We can’t afford silence in the face of growing mob violence
To govern in a crisis is to act decisively. But on Thursday night and early Friday, as mob violence struck the country's two leading newspapers, the interim administration initially chose something else entirely: a terrifying, paralysis-inducing silence. Vandalism and arson attacks on the offices of The Daily Star and Prothom Alo were not merely acts of destruction. They were orchestrated assaults on the intellectual infrastructure of Bangladesh. As attackers laid siege to the newsrooms, trapping terrified employees inside while fire service vehicles were forcibly held back, the state machinery stood down. Law enforcement agencies were largely spectators; the administration remained mute. For a government that rose from the ashes of an uprising promising a restoration of democratic values, this abdication of duty is morally repugnant.
The details, as recounted and analysed by journalists, civil society leaders, and politicians in a protest meeting on Monday, are chilling.
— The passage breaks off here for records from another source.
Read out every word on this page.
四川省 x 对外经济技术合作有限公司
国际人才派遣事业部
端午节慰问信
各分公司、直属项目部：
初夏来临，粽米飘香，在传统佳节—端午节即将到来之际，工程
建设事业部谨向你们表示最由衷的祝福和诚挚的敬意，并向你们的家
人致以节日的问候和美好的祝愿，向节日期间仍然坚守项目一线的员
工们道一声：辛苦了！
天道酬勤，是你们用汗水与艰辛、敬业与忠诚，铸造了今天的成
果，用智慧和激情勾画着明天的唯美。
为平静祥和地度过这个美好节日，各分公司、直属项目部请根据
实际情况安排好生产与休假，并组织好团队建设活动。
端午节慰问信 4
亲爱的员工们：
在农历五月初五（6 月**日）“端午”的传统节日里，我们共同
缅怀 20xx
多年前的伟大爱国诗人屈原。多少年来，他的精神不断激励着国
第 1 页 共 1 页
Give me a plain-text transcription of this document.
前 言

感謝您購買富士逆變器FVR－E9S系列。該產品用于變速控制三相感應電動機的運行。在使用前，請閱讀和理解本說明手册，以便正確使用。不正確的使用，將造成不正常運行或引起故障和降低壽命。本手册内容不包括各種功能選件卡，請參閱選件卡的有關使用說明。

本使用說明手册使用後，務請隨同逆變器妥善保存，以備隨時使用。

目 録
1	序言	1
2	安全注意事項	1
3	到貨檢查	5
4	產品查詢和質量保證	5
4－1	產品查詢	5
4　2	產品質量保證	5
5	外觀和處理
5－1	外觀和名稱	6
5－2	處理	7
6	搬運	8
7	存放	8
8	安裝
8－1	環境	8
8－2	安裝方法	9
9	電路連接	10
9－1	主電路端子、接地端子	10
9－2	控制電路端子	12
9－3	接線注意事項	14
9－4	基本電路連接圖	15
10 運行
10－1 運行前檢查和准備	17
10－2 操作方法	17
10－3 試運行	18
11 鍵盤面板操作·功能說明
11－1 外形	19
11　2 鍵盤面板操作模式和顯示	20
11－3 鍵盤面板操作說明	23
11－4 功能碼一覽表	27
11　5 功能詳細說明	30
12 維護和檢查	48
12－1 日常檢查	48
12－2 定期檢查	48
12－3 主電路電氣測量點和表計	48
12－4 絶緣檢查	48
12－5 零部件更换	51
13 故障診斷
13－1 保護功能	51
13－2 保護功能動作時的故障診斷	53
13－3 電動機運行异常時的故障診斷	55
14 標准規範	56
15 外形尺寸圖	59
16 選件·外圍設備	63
When The Daily Star was attacked, pleas for help dissolved into smoke. As one editor put it, the struggle has morphed from a fight for freedom of expression into a primal fight for the right to live.
This lawlessness is symptomatic of a broader malaise. Since the fall of the previous regime, a dangerous form of "mobocracy" has rushed in to fill the power vacuum. Groups inciting chaos under the banner of "justice"—often co-opting the slogans of the very student movement that brought this government to power—are operating with impunity. They have also targeted cultural institutions such as Chhayanaut, seeking to dismantle our pluralistic identity. When the state fails to contain violence, it invites anarchy. By refusing to restrain these actors, the interim government is signalling that the streets belong to violent groups.
The government's defenders may argue that the transition is messy, or that the police force is still demoralised. Such explanations are not acceptable in the face of a serious crisis. As one economist has observed, an unelected interim government relies entirely on moral legitimacy to rule. That capital is finite—and it has been burned away by indecision.
The dangers of this inaction are existential. If the press is silenced by arson, democracy itself is severely compromised. The executive director of Transparency International Bangladesh has rightly identified this moment as the entry of "mob rule" into the state structure. A government that tacitly relies on—or is afraid to confront—street violence is not merely weak; it is dysfunctional. With a national election less than two months away, the interim government must now assert the rule of law. It must identify and punish the perpetrators, regardless of whose political slogans they chant, and secure the institutions that make a republic function. Above all, it must end its "mysterious silence," as political leaders have described it.
The 2024 uprising was meant to establish rights, not replace authoritative tyranny with the tyranny of the mob. Leaders across business, law, politics and journalism have drawn a line in the sand and are calling for united resistance. If the government continues to watch from the sidelines while the country's institutions burn or hurt, it will have abandoned its duty entirely, leaving lawlessness to define the nation's future.